A smart strategy for restaurant budgeting
Running a restaurant isn't just about providing great customer service and delicious food, it's also about managing costs to ensure profitability! One of the key strategies many successful restaurateurs utilise is the 30/30/30 rule. This simple and effective rule offers clear budgeting guidelines to help maintain a healthy balance between expenses and profits. In this blog we'll breakdown the 30/30/30 rule and show you why it's essential for you and your restaurant.
What is the 30/30/30 rule?
The 30/30/30 rule is a useful budgeting tool you can use to divide your restaurant's expenses into four percentages, these percentages may not currently reflect your business, but they are an ideal goal to work towards:
- Food costs 30%: This includes all the ingredients to prepare your menu items. Attempting to keep food costs to around 30% of your total revenue will help you to not overspend on supplies.
- Overhead costs 30%: These are the fixed operating costs of running your restaurant, such as rent, utilities, insurance, and equipment repairs.
- Labour costs 30%: This covers wages, benefits, payroll taxes and insurance for your employees.
- The remaining 10%?: It's your profit margin! After covering everything else, aiming for a 10% profit margin allows you to ensure your business remains profitable. This can be adjusted by raising menu prices if your restaurant is in a high-demand location or offers a premium dining experience. Remember this slice includes your wages! So being at 10% is an important objective to work towards.
As mentioned, this may not represent your current operating costs and may seem hard to achieve. Our dedicated team are ready to help you work towards and accomplish this goal!

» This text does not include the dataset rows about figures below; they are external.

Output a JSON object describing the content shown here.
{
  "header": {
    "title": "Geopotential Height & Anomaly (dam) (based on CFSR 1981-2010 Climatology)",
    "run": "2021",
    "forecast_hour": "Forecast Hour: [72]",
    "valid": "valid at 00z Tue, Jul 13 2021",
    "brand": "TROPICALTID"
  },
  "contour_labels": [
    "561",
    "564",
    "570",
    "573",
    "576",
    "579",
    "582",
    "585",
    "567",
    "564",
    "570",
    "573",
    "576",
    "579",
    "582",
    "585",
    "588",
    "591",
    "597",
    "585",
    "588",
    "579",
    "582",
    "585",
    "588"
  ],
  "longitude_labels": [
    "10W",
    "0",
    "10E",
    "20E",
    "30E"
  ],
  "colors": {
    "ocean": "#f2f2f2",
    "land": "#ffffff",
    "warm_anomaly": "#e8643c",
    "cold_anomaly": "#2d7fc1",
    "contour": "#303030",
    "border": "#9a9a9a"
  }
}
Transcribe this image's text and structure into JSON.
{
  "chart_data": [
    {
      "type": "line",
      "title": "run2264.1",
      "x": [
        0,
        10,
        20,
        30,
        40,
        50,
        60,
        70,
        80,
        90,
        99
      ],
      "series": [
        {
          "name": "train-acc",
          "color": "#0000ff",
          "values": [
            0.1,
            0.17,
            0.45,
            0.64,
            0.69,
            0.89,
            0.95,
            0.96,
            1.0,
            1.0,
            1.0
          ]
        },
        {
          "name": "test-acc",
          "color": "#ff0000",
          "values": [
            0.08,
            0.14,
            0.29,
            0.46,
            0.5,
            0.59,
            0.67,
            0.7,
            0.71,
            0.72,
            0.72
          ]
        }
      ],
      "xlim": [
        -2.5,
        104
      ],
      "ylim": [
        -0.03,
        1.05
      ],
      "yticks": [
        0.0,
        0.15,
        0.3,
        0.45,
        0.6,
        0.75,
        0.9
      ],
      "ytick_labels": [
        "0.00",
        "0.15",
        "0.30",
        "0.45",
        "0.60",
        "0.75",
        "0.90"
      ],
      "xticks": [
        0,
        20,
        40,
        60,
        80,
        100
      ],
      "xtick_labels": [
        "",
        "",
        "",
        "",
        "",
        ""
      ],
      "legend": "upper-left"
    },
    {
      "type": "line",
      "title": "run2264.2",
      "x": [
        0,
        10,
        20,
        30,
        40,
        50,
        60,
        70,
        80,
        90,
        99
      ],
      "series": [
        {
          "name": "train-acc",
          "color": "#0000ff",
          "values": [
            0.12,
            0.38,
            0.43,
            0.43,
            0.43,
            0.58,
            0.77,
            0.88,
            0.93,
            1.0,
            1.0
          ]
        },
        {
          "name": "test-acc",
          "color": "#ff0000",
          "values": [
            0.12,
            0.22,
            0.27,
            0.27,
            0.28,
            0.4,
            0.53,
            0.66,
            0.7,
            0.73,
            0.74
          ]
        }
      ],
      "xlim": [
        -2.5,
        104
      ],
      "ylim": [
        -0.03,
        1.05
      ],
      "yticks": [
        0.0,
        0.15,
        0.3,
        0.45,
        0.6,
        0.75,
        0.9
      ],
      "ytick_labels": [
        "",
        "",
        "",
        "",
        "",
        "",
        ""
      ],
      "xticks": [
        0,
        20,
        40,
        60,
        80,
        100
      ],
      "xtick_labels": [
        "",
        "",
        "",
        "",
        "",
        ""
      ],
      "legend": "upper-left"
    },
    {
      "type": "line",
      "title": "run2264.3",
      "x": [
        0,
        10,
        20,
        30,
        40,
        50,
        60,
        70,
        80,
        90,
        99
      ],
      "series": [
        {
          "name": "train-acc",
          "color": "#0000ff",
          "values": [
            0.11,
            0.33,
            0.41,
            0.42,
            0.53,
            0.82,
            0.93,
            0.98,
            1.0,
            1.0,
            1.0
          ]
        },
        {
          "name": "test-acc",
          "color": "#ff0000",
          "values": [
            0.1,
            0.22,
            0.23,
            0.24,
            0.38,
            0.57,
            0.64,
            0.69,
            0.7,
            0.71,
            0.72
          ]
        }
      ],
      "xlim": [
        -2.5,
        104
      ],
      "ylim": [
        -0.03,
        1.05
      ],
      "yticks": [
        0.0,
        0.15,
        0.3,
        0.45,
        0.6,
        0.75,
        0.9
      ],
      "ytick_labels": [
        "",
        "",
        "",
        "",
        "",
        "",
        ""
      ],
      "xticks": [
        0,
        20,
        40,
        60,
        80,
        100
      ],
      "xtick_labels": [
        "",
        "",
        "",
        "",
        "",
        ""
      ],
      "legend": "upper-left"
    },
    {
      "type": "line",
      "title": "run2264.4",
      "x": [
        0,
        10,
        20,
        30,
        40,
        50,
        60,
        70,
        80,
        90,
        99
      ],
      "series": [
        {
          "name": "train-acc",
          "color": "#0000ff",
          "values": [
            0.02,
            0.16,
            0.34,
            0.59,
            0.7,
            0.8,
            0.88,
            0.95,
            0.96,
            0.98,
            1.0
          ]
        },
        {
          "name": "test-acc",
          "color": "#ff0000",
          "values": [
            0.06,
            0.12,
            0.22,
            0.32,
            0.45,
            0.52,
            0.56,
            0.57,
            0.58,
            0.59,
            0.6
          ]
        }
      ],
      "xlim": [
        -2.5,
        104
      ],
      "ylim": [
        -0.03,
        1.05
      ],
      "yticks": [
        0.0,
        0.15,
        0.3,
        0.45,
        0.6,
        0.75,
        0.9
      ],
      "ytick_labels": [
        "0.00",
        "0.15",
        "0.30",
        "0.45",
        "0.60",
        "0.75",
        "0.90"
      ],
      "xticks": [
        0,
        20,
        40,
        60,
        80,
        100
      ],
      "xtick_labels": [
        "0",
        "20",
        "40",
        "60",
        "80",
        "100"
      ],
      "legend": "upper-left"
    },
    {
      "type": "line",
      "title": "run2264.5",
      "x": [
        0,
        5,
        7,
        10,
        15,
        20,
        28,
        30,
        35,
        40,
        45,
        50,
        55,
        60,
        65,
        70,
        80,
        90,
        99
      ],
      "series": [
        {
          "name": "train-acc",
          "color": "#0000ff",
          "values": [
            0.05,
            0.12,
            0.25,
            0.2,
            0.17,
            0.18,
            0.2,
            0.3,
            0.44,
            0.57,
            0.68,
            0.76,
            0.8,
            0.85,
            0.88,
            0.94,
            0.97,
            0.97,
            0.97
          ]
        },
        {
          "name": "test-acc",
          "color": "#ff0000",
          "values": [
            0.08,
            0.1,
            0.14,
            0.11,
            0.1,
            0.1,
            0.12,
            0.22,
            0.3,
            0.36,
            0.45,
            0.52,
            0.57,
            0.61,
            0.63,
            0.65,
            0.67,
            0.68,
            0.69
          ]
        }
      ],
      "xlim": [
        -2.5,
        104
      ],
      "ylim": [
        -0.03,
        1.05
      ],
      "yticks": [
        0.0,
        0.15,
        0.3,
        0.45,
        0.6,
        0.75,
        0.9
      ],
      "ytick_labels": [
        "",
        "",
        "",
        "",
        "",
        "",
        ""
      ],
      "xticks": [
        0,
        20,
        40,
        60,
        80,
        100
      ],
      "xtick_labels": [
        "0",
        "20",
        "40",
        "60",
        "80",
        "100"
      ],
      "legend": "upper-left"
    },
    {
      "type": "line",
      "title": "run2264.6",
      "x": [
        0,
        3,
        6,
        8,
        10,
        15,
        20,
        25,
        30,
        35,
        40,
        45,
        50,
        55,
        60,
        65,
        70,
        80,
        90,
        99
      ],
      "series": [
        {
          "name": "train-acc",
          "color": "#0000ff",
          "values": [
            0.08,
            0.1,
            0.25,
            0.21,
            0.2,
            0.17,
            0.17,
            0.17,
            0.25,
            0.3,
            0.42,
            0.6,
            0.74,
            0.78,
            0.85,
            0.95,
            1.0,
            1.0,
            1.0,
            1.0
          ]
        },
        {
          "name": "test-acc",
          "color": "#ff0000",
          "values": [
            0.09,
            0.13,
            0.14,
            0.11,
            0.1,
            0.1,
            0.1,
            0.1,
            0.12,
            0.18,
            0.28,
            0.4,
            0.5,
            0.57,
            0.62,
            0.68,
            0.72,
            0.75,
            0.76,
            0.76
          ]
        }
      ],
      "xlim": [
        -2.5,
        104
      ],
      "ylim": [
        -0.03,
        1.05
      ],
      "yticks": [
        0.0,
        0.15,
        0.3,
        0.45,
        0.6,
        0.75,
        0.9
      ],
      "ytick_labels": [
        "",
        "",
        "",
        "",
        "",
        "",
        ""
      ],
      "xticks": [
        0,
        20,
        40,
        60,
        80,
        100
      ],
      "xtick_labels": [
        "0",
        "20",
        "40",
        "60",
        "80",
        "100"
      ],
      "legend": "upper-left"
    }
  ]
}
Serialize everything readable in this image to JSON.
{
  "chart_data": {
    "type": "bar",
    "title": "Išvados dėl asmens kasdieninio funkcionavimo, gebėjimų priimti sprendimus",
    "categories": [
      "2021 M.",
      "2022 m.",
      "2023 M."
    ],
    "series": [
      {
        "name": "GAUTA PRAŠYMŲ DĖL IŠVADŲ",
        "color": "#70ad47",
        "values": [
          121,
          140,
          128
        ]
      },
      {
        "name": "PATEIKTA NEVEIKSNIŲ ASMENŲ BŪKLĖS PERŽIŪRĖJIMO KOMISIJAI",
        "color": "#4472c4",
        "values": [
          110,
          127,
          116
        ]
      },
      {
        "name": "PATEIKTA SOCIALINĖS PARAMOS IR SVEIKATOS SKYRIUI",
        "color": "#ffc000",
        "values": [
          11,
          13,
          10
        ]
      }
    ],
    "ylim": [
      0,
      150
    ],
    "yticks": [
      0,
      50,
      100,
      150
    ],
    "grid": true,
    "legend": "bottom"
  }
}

Why use the 30/30/30 rule?
By breaking down expenses into these four clear percentages, the rule can simplify the entire budgeting process. It provides a clear image for you to review and more confidently identify areas where you might be over/underspending and adjust accordingly. Additionally, understanding these costs can aid in setting appropriate menu prices, account for delivery or fine dining experiences, and allow you to stay competitive in the local market.
Tools and tips
To effectively manage these costs, consider using labour forecasting tools, average revenue per customer (ARPC) and recipe costing software. These tools can help you predict expenses accurately and ensure you're meeting your margins. Budgeting is a critical practice. Sitting down annually with our team at Elite Financial Accounting to plan your budget strategy can help you stay on track and adjust to changes in the market or your business operations.
Considerations for effective budgeting
Market Propositioning: When applying the 30/30/30 rule, think about your restaurant's unique value proposition, such as a beachside location or gourmet cuisine, which can justify flexible pricing for a healthier profit margin.
Seasons: Adjust your budgeting for seasonal variations in costs and revenues, ensuring you maintain the balance year-round.
Regular Monitoring: Consistently tracking your expenses and revenues can help to catch deviations early in order to make necessary adjustments, being proactive can prevent small issues from escalating into significant financial problems.
Conclusion
The 30/30/30 rule is a powerful tool for restaurant owners aiming to balance costs and achieve profitability. By incorporating this rule, you can ensure your expenses are under control, making your restaurant a sustainable and profitable venture. Whether you're a new restaurant owner or an experienced operator, this simple yet effective budgeting strategy can help guide your financial decisions and set your business on the path for growth and success.